While the men in the screening arm did not experience a mortality
benefit, they did have longer survival times, measured from
diagnosis to death. Intuitively, this sounds like screening worked.
However, according to the authors' analysis, something else
happened: chest X-rays detected tumors that did not lead to death.
"We now have good evidence that lung cancer lesions with limited
clinical relevance exist," said Marcus. "These lesions would never
be diagnosed in the absence of screening, and would not cause death.
The Mayo Lung Project picked them up with chest X-rays. Spiral CT is
much more sensitive and will probably pick up even more of them."
She added that high mortality rates, as seen with lung cancer, do
not imply that all lung cancers are lethal. They simply imply that
clinically diagnosed cancers are lethal.
Other cancers -- prostate and breast, for instance -- also appear
in forms (prostate intraepithelial neoplasia and ductal carcinoma in
situ of the breast) that only sometimes progress to full-blown
cancer. These conditions, virtually unknown before the advent of
widespread screening, account for a substantial portion of all
diagnosed prostate and breast tumors. How -- or if -- to treat them
remains an open question.
Consequences of Over-Diagnosis
Consequences of over-diagnosis of lung cancer include
psychological stress and unnecessary biopsies or surgery. Biopsies
are potentially risky procedures that remove a small amount of
tissue, either through a scope fed down the windpipe (bronchoscopy)

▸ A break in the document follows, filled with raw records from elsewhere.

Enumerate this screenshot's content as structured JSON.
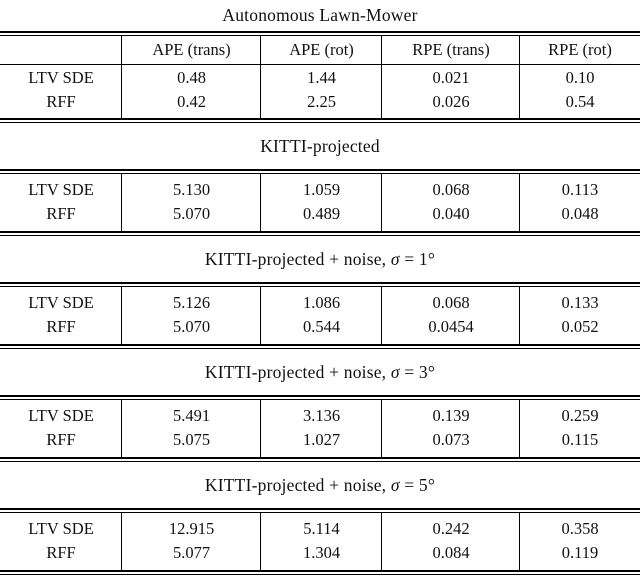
{
  "table": {
    "header": {
      "col0": "",
      "cols": [
        "APE (trans)",
        "APE (rot)",
        "RPE (trans)",
        "RPE (rot)"
      ]
    },
    "sections": [
      {
        "title_prefix": "Autonomous Lawn-Mower",
        "sigma": "",
        "title_suffix": "",
        "rows": [
          {
            "label": "LTV SDE",
            "values": [
              "0.48",
              "1.44",
              "0.021",
              "0.10"
            ]
          },
          {
            "label": "RFF",
            "values": [
              "0.42",
              "2.25",
              "0.026",
              "0.54"
            ]
          }
        ]
      },
      {
        "title_prefix": "KITTI-projected",
        "sigma": "",
        "title_suffix": "",
        "rows": [
          {
            "label": "LTV SDE",
            "values": [
              "5.130",
              "1.059",
              "0.068",
              "0.113"
            ]
          },
          {
            "label": "RFF",
            "values": [
              "5.070",
              "0.489",
              "0.040",
              "0.048"
            ]
          }
        ]
      },
      {
        "title_prefix": "KITTI-projected + noise, ",
        "sigma": "σ",
        "title_suffix": " = 1°",
        "rows": [
          {
            "label": "LTV SDE",
            "values": [
              "5.126",
              "1.086",
              "0.068",
              "0.133"
            ]
          },
          {
            "label": "RFF",
            "values": [
              "5.070",
              "0.544",
              "0.0454",
              "0.052"
            ]
          }
        ]
      },
      {
        "title_prefix": "KITTI-projected + noise, ",
        "sigma": "σ",
        "title_suffix": " = 3°",
        "rows": [
          {
            "label": "LTV SDE",
            "values": [
              "5.491",
              "3.136",
              "0.139",
              "0.259"
            ]
          },
          {
            "label": "RFF",
            "values": [
              "5.075",
              "1.027",
              "0.073",
              "0.115"
            ]
          }
        ]
      },
      {
        "title_prefix": "KITTI-projected + noise, ",
        "sigma": "σ",
        "title_suffix": " = 5°",
        "rows": [
          {
            "label": "LTV SDE",
            "values": [
              "12.915",
              "5.114",
              "0.242",
              "0.358"
            ]
          },
          {
            "label": "RFF",
            "values": [
              "5.077",
              "1.304",
              "0.084",
              "0.119"
            ]
          }
        ]
      }
    ]
  }
}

or with a needle through the rib cage (CT-directed needle biopsy).
Possible complications from biopsies include bleeding, infection,
and pain and discomfort. Depending on the size and location of the
lesion, chest surgery (thoracotomy) to obtain a larger biopsy may be
recommended. Thoracotomies are major surgical procedures that remove
substantial amounts of tissue; the procedure can damage nerves in
the chest and may lead to chronic pain.
Lung cancer will be diagnosed in an estimated 164,100 people and
claim 156,900 lives in the United States this year.
This research was supported by funds from NCI's Division of
Cancer Prevention. Co-authors include Richard M. Fagerstrom, Ph.D.,
and Philip C. Prorok, Ph.D., from NCI; and Erik J. Bergstralh, M.S.,
William F. Taylor, Ph.D., David E. Williams, M.D., and Robert
Fontana, M.D., from the Mayo Clinic.